В книге рассказывается история главного героя, который сталкивается с различными проблемами и препятствиями на протяжении всего своего путешествия. По пути он встречает множество второстепенных персонажей, которые играют важные роли в истории. Благодаря опыту главного героя книга исследует такие темы, как любовь, потеря, надежда и стойкость. По мере того, как главный герой преодолевает свои трудности, он усваивает ценные уроки жизни и растет как личность.

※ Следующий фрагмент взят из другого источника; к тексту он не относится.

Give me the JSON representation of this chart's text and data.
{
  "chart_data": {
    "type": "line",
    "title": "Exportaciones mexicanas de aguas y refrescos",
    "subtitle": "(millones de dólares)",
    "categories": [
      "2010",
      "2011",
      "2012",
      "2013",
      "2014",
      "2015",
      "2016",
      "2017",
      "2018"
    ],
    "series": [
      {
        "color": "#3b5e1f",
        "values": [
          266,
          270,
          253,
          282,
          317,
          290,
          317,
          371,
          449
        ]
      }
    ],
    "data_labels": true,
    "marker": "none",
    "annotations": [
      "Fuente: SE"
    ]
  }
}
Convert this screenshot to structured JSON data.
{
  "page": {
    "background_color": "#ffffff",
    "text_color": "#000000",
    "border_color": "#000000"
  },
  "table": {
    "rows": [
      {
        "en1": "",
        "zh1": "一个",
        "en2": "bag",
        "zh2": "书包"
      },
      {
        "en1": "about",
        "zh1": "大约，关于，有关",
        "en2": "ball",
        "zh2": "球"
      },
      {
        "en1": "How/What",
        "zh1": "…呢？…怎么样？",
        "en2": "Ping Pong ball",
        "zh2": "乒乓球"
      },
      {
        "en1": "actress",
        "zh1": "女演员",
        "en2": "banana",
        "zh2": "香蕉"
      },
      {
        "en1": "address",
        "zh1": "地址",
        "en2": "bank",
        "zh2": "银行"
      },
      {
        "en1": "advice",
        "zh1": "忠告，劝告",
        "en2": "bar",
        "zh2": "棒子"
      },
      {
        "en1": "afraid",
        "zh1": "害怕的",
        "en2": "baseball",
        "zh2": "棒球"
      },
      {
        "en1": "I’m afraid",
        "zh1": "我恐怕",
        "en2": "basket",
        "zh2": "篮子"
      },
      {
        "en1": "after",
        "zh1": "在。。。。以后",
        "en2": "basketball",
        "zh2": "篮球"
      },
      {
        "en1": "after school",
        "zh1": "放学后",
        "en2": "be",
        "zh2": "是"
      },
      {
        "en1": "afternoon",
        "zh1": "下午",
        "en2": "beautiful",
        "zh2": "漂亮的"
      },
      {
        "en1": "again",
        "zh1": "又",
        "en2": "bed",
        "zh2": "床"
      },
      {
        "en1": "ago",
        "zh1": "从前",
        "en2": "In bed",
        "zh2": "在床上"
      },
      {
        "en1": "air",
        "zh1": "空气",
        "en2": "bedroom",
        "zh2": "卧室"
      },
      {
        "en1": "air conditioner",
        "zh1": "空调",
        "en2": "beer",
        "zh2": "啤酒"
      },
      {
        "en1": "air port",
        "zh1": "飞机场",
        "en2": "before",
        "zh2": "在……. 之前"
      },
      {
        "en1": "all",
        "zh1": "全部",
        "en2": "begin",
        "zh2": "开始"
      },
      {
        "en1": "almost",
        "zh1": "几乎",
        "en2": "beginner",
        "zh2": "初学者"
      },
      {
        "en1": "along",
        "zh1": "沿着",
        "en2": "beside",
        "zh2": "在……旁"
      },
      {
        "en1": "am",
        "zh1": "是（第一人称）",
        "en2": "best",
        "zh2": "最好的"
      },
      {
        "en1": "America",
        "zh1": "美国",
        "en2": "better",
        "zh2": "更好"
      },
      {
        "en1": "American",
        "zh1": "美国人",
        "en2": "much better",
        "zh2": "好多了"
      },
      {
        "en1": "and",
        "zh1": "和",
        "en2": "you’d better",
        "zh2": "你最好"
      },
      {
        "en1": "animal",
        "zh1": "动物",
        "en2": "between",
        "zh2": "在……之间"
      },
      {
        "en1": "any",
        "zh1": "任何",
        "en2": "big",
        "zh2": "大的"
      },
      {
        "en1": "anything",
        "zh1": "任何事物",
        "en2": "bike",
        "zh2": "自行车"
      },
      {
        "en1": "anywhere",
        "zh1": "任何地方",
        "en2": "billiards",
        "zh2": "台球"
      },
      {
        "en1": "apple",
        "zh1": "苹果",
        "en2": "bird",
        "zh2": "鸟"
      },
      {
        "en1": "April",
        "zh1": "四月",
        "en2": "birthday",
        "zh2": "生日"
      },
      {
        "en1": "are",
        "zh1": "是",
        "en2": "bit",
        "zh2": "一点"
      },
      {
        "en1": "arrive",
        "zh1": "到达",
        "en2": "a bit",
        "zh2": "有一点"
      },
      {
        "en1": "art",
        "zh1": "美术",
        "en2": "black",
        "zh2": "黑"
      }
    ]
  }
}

Автор монографии — член-корреспондент АН СССР, заслуженный деятель науки РСФСР. В книге рассказывается о главных событиях и фактах японской истории второй половины XVI века, имевших значение переломных для этой страны. Автор прослеживает основные этапы жизни и деятельности правителя и выдающегося полководца средневековой Японии Тоётоми Хидэёси, анализирует сложный и противоречивый характер этой незаурядной личности, его взаимоотношения с окружающими, причины его побед и поражений. Книга повествует о феодальных войнах и народных движениях, рисует политические портреты крупнейших исторических личностей той эпохи, описывает нравы и обычаи японцев того времени.
В книге рассказывается история главного героя, который сталкивается с различными проблемами и препятствиями на протяжении всего своего путешествия. По пути он встречает множество второстепенных персонажей, которые играют важные роли в истории. Благодаря опыту главного героя книга исследует такие темы, как любовь, потеря, надежда и стойкость. По мере того, как главный герой преодолевает свои трудности, он усваивает ценные уроки жизни и растет как личность.